Beforehand I sat down to make a few sentences of notes about a character idea who had a reason to be insomniac, and that turned into a whole page. Almost everything on that page came out during play, which is surprising, since only a few bits came out on my character sheet. My character had lost her parents in a car crash, her father to a long painful death, her mother to crippling injuries and a dissociative disorder, and then lost her husband to the effort required to care for her mother, and was doing 24-hour care alone and with no support and barely any money. What started her on her adventure was her father visiting to tell her that her mother was still alive and simply being held, and if she could be gotten back, all would be well.

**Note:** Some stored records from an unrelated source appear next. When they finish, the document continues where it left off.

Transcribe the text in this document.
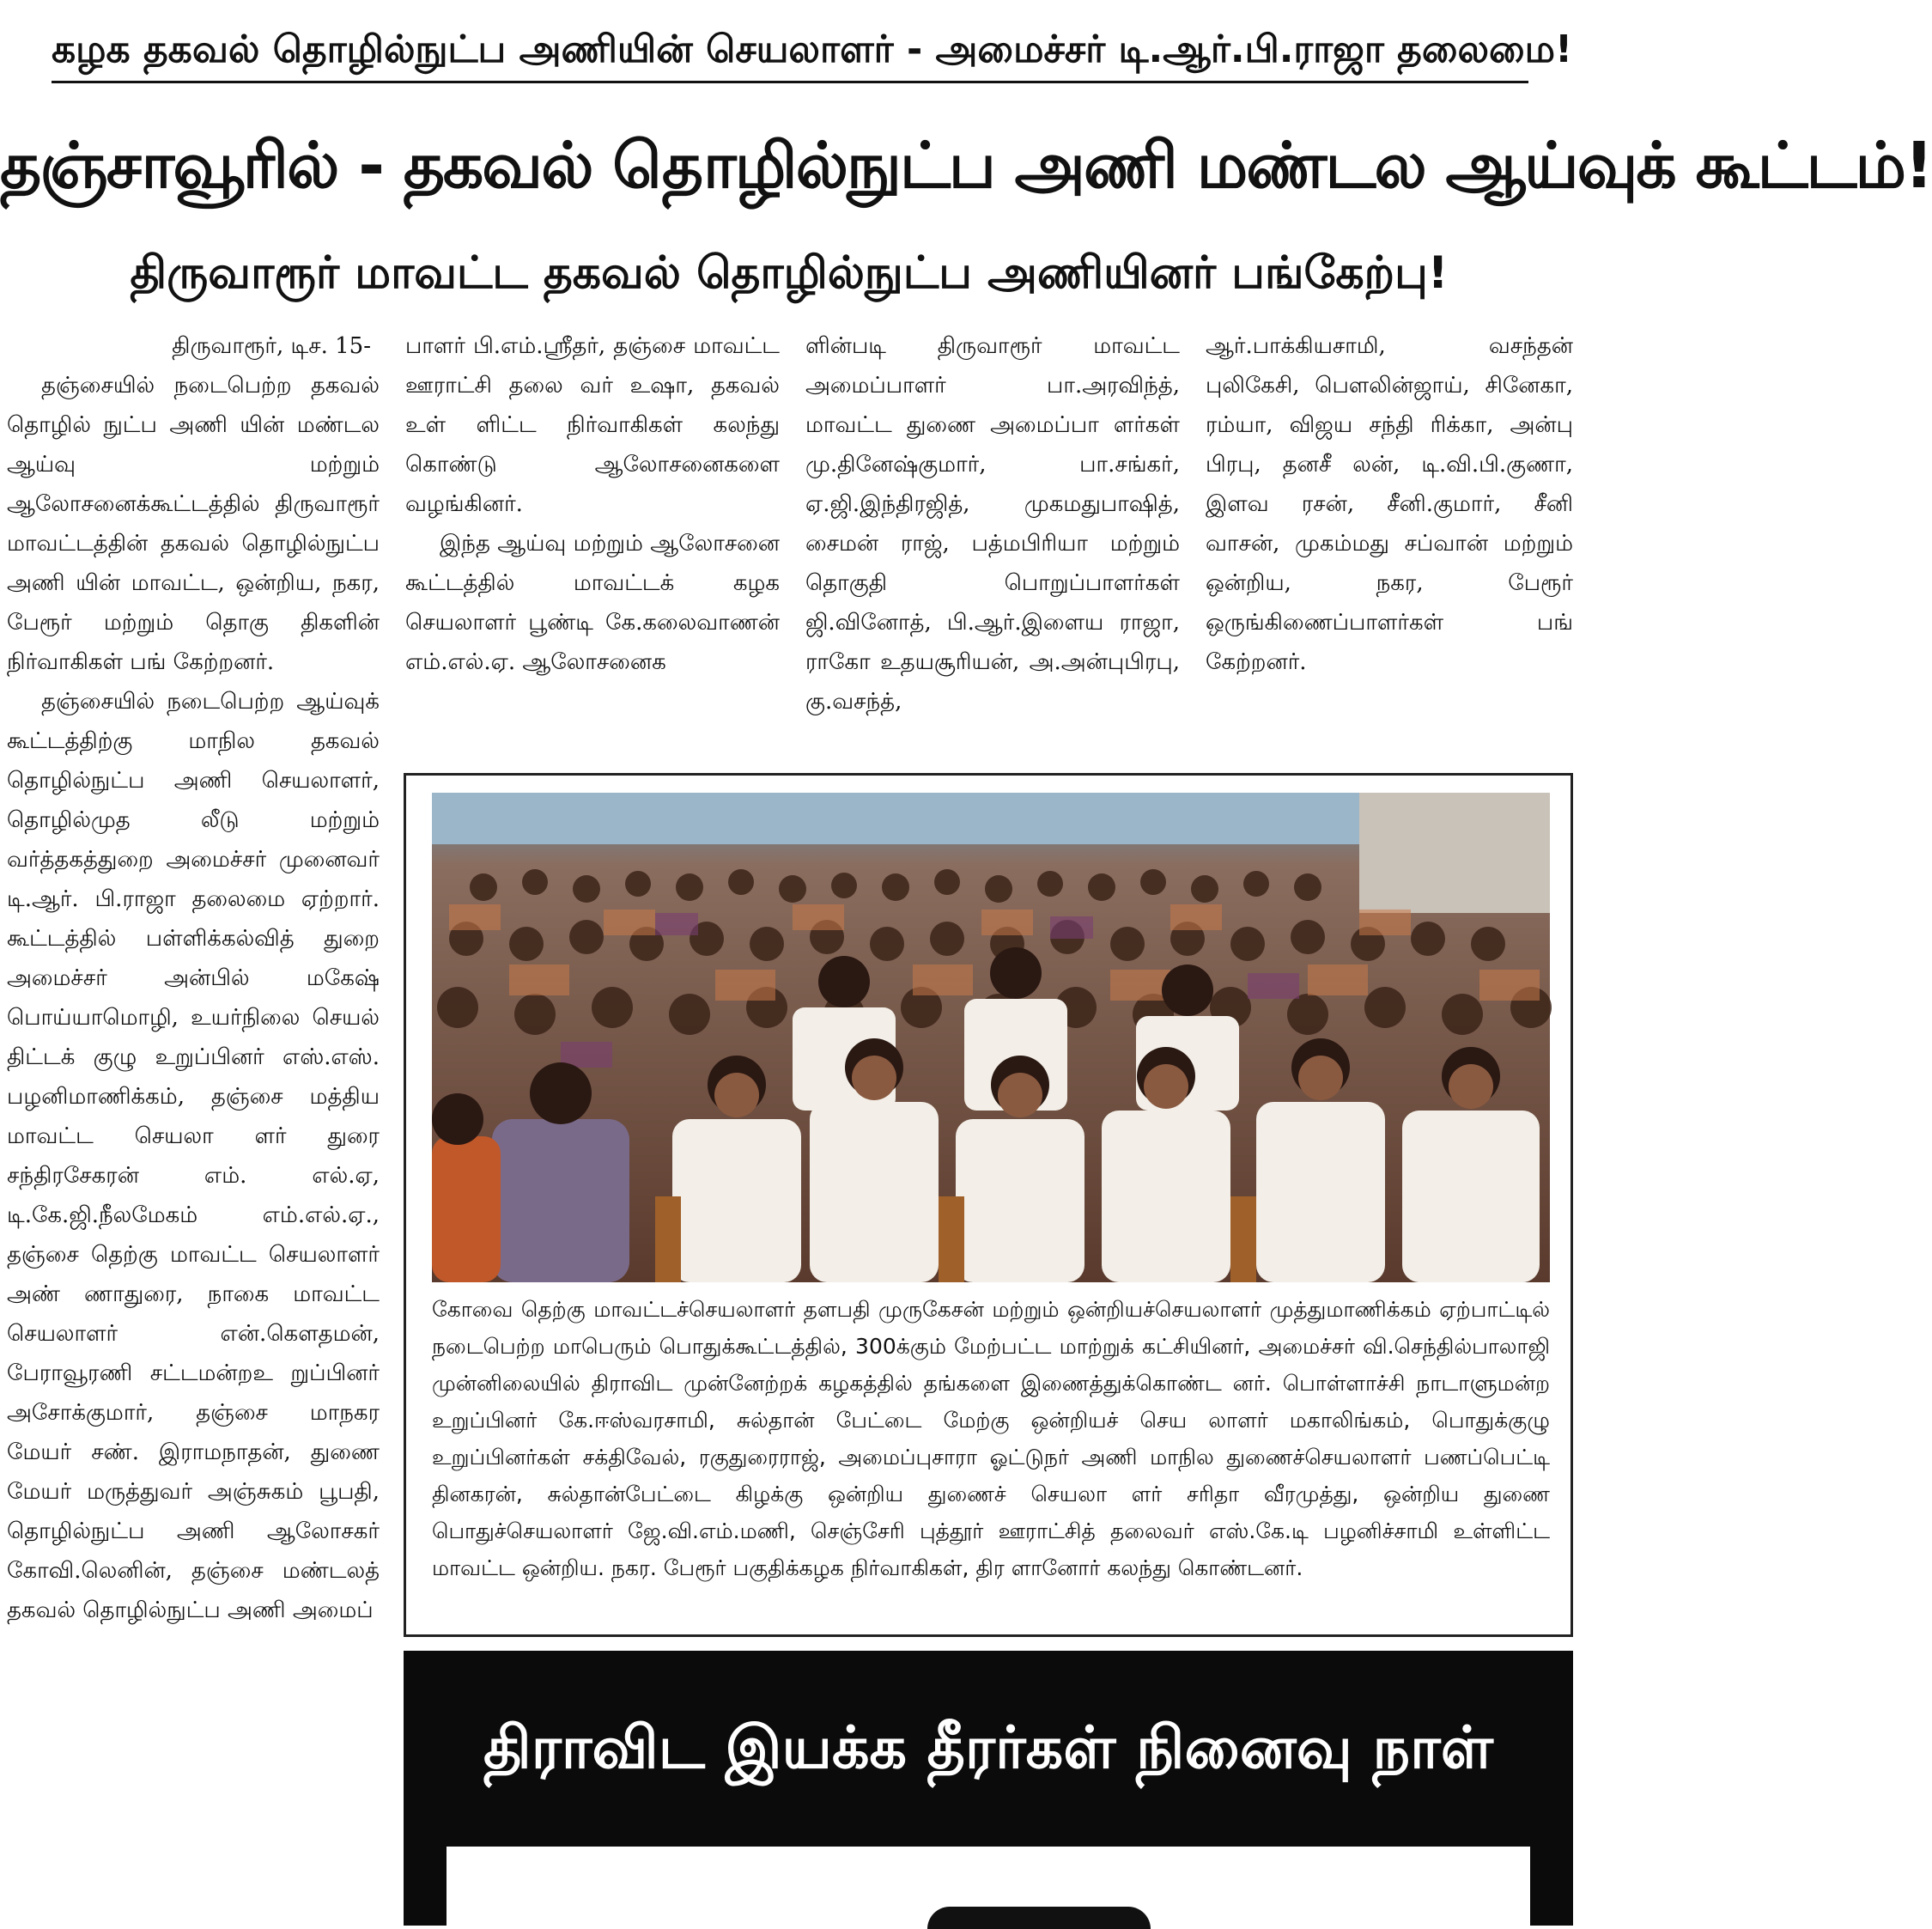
கழக தகவல் தொழில்நுட்ப அணியின் செயலாளர் - அமைச்சர் டி.ஆர்.பி.ராஜா தலைமை!
தஞ்சாவூரில் - தகவல் தொழில்நுட்ப அணி மண்டல ஆய்வுக் கூட்டம்!
திருவாரூர் மாவட்ட தகவல் தொழில்நுட்ப அணியினர் பங்கேற்பு!

திருவாரூர், டிச. 15-

தஞ்சையில் நடைபெற்ற தகவல் தொழில் நுட்ப அணி யின் மண்டல ஆய்வு மற்றும் ஆலோசனைக்கூட்டத்தில் திருவாரூர் மாவட்டத்தின் தகவல் தொழில்நுட்ப அணி யின் மாவட்ட, ஒன்றிய, நகர, பேரூர் மற்றும் தொகு திகளின் நிர்வாகிகள் பங் கேற்றனர்.

தஞ்சையில் நடைபெற்ற ஆய்வுக் கூட்டத்திற்கு மாநில தகவல் தொழில்நுட்ப அணி செயலாளர், தொழில்முத லீடு மற்றும் வர்த்தகத்துறை அமைச்சர் முனைவர் டி.ஆர். பி.ராஜா தலைமை ஏற்றார். கூட்டத்தில் பள்ளிக்கல்வித் துறை அமைச்சர் அன்பில் மகேஷ் பொய்யாமொழி, உயர்நிலை செயல் திட்டக் குழு உறுப்பினர் எஸ்.எஸ். பழனிமாணிக்கம், தஞ்சை மத்திய மாவட்ட செயலா ளர் துரை சந்திரசேகரன் எம். எல்.ஏ, டி.கே.ஜி.நீலமேகம் எம்.எல்.ஏ., தஞ்சை தெற்கு மாவட்ட செயலாளர் அண் ணாதுரை, நாகை மாவட்ட செயலாளர் என்.கௌதமன், பேராவூரணி சட்டமன்றஉ றுப்பினர் அசோக்குமார், தஞ்சை மாநகர மேயர் சண். இராமநாதன், துணை மேயர் மருத்துவர் அஞ்சுகம் பூபதி, தொழில்நுட்ப அணி ஆலோசகர் கோவி.லெனின், தஞ்சை மண்டலத் தகவல் தொழில்நுட்ப அணி அமைப்

பாளர் பி.எம்.ஸ்ரீதர், தஞ்சை மாவட்ட ஊராட்சி தலை வர் உஷா, தகவல் உள் ளிட்ட நிர்வாகிகள் கலந்து கொண்டு ஆலோசனைகளை வழங்கினர்.

இந்த ஆய்வு மற்றும் ஆலோசனை கூட்டத்தில் மாவட்டக் கழக செயலாளர் பூண்டி கே.கலைவாணன் எம்.எல்.ஏ. ஆலோசனைக

ளின்படி திருவாரூர் மாவட்ட அமைப்பாளர் பா.அரவிந்த், மாவட்ட துணை அமைப்பா ளர்கள் மு.தினேஷ்குமார், பா.சங்கர், ஏ.ஜி.இந்திரஜித், முகமதுபாஷித், சைமன் ராஜ், பத்மபிரியா மற்றும் தொகுதி பொறுப்பாளர்கள் ஜி.வினோத், பி.ஆர்.இளைய ராஜா, ராகோ உதயசூரியன், அ.அன்புபிரபு, கு.வசந்த்,

ஆர்.பாக்கியசாமி, வசந்தன் புலிகேசி, பௌலின்ஜாய், சினேகா, ரம்யா, விஜய சந்தி ரிக்கா, அன்பு பிரபு, தனசீ லன், டி.வி.பி.குணா, இளவ ரசன், சீனி.குமார், சீனி வாசன், முகம்மது சப்வான் மற்றும் ஒன்றிய, நகர, பேரூர் ஒருங்கிணைப்பாளர்கள் பங் கேற்றனர்.

கோவை தெற்கு மாவட்டச்செயலாளர் தளபதி முருகேசன் மற்றும் ஒன்றியச்செயலாளர் முத்துமாணிக்கம் ஏற்பாட்டில் நடைபெற்ற மாபெரும் பொதுக்கூட்டத்தில், 300க்கும் மேற்பட்ட மாற்றுக் கட்சியினர், அமைச்சர் வி.செந்தில்பாலாஜி முன்னிலையில் திராவிட முன்னேற்றக் கழகத்தில் தங்களை இணைத்துக்கொண்ட னர். பொள்ளாச்சி நாடாளுமன்ற உறுப்பினர் கே.ஈஸ்வரசாமி, சுல்தான் பேட்டை மேற்கு ஒன்றியச் செய லாளர் மகாலிங்கம், பொதுக்குழு உறுப்பினர்கள் சக்திவேல், ரகுதுரைராஜ், அமைப்புசாரா ஓட்டுநர் அணி மாநில துணைச்செயலாளர் பணப்பெட்டி தினகரன், சுல்தான்பேட்டை கிழக்கு ஒன்றிய துணைச் செயலா ளர் சரிதா வீரமுத்து, ஒன்றிய துணை பொதுச்செயலாளர் ஜே.வி.எம்.மணி, செஞ்சேரி புத்தூர் ஊராட்சித் தலைவர் எஸ்.கே.டி பழனிச்சாமி உள்ளிட்ட மாவட்ட ஒன்றிய. நகர. பேரூர் பகுதிக்கழக நிர்வாகிகள், திர ளானோர் கலந்து கொண்டனர்.
திராவிட இயக்க தீரர்கள் நினைவு நாள்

With seven other players with similarly odd starting points, it took a long time and a lot of use of the coincidence-crowbar to get us working together and to tie several of the stories into one whole. Several of the characters didn't get much resolution to their storylines, but everyone got to participate. In the end, we had a lawyer draw up a contract with the soon-to-become King of the Cats by which my character's mother agreed to become his Queen, and also to give up the thumbs of her body she'd no longer be using, as long as she'd be able to (in cat form) visit her family. This also got another character his dog (and thumbs) back, and fulfilled the lawyer's ambition to do something important (and thus justify her own decisions). Along the way, we robbed a Walmart, drove to Seattle by folding space, got attacked by clockwork automata auditors, watched ER nurses and investment bankers drain the lives out of hapless victims, burned down an apartment building that ate its inhabitants, and discovered the hidden history (not that well hidden, there's a whole wing about it in the Seattle Aviation Museum) of how demonology is the secret of making jet engines work. (But we stopped short of getting the demons unionized so they could demand better terms for their work carrying airplanes around.)
In some ways we only glanced on the game because that many people in that short a time made everyone have to share their spotlight time a lot. I never used most of the mechanics and most of my character sheet, for instance. But what we did use certainly helped facilitate a delightfully surreal, funny, occasionally creepy, and highly imaginative game.